- Politik
- Rechte Gewalt
Solingen-Prozess: Belastungszeugin eingeschüchtert
Der Prozess um den Solinger Brandanschlag 2024 soll in der kommenden Woche zu Ende gehen
Der Prozess um den Brandanschlag von Solingen im Frühjahr 2024, bei dem vier Menschen umkamen, soll in diesen Tagen vor dem Wuppertaler Landgericht zu Ende gehen. Für diesen Freitag war noch eine Zeugin geladen, in der kommenden Woche soll ein Urteil gefällt werden.

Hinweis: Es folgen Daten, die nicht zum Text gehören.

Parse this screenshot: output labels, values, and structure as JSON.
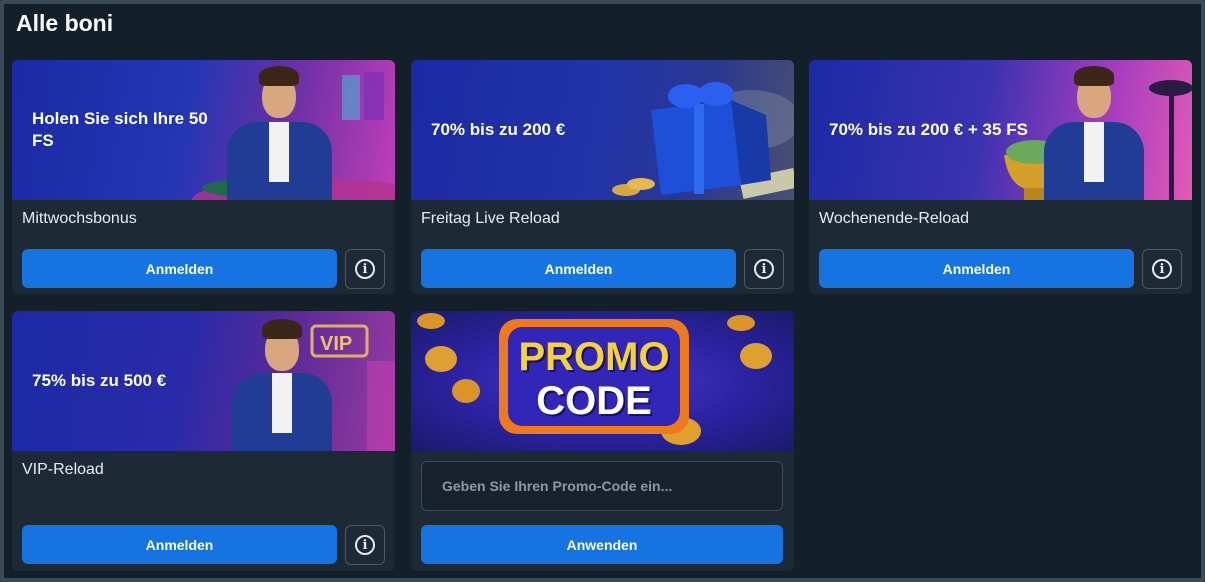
{
  "page": {
    "title": "Alle boni"
  },
  "bonuses": [
    {
      "banner_text": "Holen Sie sich Ihre 50 FS",
      "title": "Mittwochsbonus",
      "button_label": "Anmelden",
      "info_icon": "info-icon"
    },
    {
      "banner_text": "70% bis zu 200 €",
      "title": "Freitag Live Reload",
      "button_label": "Anmelden",
      "info_icon": "info-icon"
    },
    {
      "banner_text": "70% bis zu 200 € + 35 FS",
      "title": "Wochenende-Reload",
      "button_label": "Anmelden",
      "info_icon": "info-icon"
    },
    {
      "banner_text": "75% bis zu 500 €",
      "title": "VIP-Reload",
      "button_label": "Anmelden",
      "info_icon": "info-icon"
    }
  ],
  "promo": {
    "banner_line1": "PROMO",
    "banner_line2": "CODE",
    "input_placeholder": "Geben Sie Ihren Promo-Code ein...",
    "input_value": "",
    "button_label": "Anwenden"
  },
  "colors": {
    "page_bg": "#142029",
    "card_bg": "#1d2a36",
    "button_blue": "#1673e2",
    "banner_blue": "#1c2aa0",
    "neon_pink": "#d23fc8"
  }
}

Die Befragung der Zeugin, einer Nachbarin des Tatverdächtigen Daniel S., hatte es allerdings in sich. Angelika F. lebte in den letzten Jahren Tür an Tür mit Daniel S. und seiner Freundin Jessica B. Man habe sich gut verstanden, schildert die Zeugin, Daniel S. sei hilfsbereit gewesen und habe ihr hin und wieder unter die Arme gegriffen.
Unser täglicher Newsletter nd.Kompakt bringt Ordnung in den Nachrichtenwahnsinn. Sie erhalten jeden Tag einen Überblick zu den spannendsten Geschichten aus der Redaktion. Hier das kostenlose Abo holen.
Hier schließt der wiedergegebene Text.